If the Network simply accepted any Vault that wanted to join, it would likely either be targeted by a botnet attack or an attacker might attempt to set up an overwhelming number of malicious nodes initially whilst the Network size is small at launch. The Network must be able to balance this supply of Vaults itself to avoid there being a large number of nodes that have very little data, as this would push the farming rates down.

14
Rank nodes over time and increase trust in higher ranked nodes

A crucial part of Node Ageing (one of the ways by which the SAFE Network prevents Sybil attacks) comes from the fact that the Network is designed to only permit the most trustworthy nodes within each of the Close Groups to vote on the decisions in the Network.

15
Not have servers

The SAFE Network will never rely on servers (as the term is traditionally understood) as to do so introduces a third party weakness that undermines the entire Network.

16
Digitally sign all transactions

By ensuring that all transactions are digitally signed, the Network is able to ensure that the transactions have been authorised in accordance with the rules of the Network.

17
Ensure that Client-to-Client direct messages are free. It will charge, however, for Client-to-Client messages involving traversal through the SAFE Network

Clients are software programs that allow users to connect to the SAFE Network. There will never be charge levied by the Network if messages are sent directly between two Clients. However, any indirect messages that are sent between Clients that involve travel across the Network will carry a cost.

18
Not use any clearnet service

In order to successfully introduce a new accessible security paradigm for everyone online, you will never have to use a clearnet service in order to use the Network.

19
Never use time as a network tool (although nodes may use local durations)

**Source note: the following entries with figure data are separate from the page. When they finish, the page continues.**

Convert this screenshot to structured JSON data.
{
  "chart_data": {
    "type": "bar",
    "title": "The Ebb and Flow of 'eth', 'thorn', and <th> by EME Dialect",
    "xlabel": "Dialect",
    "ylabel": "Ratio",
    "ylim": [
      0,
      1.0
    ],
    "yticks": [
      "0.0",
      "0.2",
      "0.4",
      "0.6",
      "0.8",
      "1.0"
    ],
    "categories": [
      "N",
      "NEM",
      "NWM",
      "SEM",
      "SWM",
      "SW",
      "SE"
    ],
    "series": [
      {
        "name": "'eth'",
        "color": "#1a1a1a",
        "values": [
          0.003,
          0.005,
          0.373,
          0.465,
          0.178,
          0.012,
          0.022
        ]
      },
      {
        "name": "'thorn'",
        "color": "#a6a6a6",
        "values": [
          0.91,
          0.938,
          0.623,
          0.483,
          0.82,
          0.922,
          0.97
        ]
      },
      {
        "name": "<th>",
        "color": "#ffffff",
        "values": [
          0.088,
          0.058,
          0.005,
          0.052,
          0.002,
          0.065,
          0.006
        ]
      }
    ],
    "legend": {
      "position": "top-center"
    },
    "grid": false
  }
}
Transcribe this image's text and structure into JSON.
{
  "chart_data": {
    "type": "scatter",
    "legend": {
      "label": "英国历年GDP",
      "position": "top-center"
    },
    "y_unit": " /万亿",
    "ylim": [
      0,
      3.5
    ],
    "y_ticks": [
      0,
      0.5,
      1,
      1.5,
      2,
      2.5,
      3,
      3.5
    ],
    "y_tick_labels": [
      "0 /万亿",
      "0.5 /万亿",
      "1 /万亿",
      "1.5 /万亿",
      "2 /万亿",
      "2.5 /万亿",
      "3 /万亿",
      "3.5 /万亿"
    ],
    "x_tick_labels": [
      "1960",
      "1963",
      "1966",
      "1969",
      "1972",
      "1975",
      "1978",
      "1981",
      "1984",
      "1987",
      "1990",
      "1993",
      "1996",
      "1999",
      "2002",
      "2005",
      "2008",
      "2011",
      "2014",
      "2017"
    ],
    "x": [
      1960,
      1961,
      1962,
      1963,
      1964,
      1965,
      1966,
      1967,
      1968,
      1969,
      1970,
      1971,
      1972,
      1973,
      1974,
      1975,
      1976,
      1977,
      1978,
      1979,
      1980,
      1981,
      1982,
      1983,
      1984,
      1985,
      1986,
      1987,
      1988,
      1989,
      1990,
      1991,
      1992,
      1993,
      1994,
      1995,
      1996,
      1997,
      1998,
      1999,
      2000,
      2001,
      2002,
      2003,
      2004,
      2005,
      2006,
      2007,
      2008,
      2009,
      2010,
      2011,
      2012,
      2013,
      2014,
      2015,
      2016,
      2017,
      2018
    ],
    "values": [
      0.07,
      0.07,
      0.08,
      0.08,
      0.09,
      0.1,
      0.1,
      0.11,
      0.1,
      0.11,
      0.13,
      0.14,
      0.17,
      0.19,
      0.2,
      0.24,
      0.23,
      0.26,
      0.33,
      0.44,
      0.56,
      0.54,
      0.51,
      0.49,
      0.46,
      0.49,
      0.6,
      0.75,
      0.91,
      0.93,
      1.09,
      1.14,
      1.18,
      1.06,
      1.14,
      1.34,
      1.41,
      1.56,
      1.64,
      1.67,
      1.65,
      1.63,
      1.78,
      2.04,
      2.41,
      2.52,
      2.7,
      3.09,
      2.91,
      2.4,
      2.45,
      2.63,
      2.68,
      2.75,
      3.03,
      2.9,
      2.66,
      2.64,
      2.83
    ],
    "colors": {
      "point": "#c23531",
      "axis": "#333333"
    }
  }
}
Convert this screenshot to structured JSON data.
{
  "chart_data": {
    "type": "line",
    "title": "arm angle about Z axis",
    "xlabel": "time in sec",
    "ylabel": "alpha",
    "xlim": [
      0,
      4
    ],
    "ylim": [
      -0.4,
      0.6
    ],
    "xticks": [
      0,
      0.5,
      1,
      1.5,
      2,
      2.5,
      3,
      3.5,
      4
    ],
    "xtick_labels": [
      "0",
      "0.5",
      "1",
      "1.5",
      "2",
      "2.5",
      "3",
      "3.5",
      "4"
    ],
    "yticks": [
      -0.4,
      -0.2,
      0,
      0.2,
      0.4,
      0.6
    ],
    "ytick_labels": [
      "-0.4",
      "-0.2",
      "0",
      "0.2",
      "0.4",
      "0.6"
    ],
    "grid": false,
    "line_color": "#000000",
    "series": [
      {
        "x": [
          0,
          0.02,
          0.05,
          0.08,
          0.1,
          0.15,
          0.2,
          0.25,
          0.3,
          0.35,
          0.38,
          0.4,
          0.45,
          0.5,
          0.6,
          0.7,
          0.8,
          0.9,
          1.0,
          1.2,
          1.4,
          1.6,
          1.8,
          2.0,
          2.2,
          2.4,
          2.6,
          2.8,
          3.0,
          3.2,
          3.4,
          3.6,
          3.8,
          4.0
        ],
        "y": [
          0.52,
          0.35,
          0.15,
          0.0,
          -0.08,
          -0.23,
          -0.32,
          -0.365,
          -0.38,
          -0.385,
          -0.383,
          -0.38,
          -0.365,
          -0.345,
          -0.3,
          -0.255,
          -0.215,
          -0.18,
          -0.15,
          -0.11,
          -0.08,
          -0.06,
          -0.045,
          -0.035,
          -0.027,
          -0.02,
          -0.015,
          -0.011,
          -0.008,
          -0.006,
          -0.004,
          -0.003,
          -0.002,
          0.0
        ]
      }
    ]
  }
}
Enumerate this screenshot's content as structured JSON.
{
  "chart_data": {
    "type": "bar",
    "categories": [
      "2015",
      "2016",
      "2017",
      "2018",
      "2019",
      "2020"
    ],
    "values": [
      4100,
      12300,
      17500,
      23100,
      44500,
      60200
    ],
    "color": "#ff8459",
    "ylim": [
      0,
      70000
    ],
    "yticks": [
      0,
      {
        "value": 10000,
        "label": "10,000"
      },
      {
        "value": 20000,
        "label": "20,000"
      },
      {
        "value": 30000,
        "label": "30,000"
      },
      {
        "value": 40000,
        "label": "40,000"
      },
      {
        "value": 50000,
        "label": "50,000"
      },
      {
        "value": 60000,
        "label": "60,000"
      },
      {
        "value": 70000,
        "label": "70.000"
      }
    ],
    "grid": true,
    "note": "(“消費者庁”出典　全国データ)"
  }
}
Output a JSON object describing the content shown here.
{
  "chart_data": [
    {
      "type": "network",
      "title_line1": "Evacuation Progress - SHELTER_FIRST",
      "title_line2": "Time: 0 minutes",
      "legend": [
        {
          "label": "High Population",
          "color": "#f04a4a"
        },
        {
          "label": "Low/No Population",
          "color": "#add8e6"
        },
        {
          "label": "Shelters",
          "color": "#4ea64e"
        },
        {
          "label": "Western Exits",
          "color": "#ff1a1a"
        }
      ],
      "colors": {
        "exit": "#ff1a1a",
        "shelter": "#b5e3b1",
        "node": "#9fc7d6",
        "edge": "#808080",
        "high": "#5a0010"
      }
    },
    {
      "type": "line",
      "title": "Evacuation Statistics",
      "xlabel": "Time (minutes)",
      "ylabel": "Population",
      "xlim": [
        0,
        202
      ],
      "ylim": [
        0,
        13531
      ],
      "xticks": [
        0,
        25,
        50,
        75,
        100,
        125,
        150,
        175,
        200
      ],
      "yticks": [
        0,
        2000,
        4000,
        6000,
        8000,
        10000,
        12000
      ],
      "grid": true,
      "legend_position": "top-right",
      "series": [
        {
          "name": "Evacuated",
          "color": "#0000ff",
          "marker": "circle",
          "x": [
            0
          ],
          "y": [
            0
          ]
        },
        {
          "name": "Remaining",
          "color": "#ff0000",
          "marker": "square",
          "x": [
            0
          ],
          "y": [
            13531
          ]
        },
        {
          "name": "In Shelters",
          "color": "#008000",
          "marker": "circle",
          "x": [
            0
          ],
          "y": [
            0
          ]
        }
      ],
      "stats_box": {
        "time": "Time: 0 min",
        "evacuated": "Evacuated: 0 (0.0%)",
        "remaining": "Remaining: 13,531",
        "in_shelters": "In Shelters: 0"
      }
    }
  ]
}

There is no concept of time in a decentralised network such as SAFE unless it reaches out to centralised servers and services. SAFE uses a completely event-driven paradigm to circumvent the need to try and synchronise and then use time periods as valid tools on the network. These periods require magic numbers which would need to be set by developers and this is something the Network avoids with rigour.

20
Only ever use encrypted services and encrypted traffic

Services or traffic must be encrypted if they are to be used by the SAFE Network.

21
Allow real-time upgrades in a secure manner (i.e the Network will refuse upgrades that could break it)

The Network must be able to roll out improvements which are compatible with at least the previous version of the Network software, in order to ensure that the new iteration is an improvement in practice. As this will require significant effort, each node may run upgrades in parallel to existing working code before upgrading.

Safecoin

A.
Safecoin is the unique incentivisation mechanism built into the SAFE Network. All Safecoins are recycled when they are paid to the Network in exchange for resources. On launch, Safecoin will be distributed as follows: (1) Pay the creators of the Network (MaidSafe shareholders) 5% of the total Safecoin; (2) Pay the 2014 crowdsale investors of the Network 10% of the total Safecoin.
B.
Safecoin will be distributed on an ongoing basis: (1) Pay Vaults for providing service (85% of rewards); (2) Pay developers who produce apps that people use (10% of rewards); (3) Pay the maintainers of the Network code (5% of rewards)

Note:

Whilst the above explanation is a handy approximation of the split, the rewards will in fact be dynamically adjusted according to the Farming Rate determined by the Network:

  • Farmers who run the Vaults are paid at 100% of the Farming Rate for all GETs on the Network. I.e. 86.95% (100/115) of all rewards.
  • Application Developers are paid at 10% of the Farming Rate for all GETs on the Network (that relate to their applications). I.e. 8.695% (10/115) of all rewards.
  • Maintainer Developers are paid at 5% of the Farming Rate for all GETs on the Network. I.e. 4.348% (5/115) of all rewards.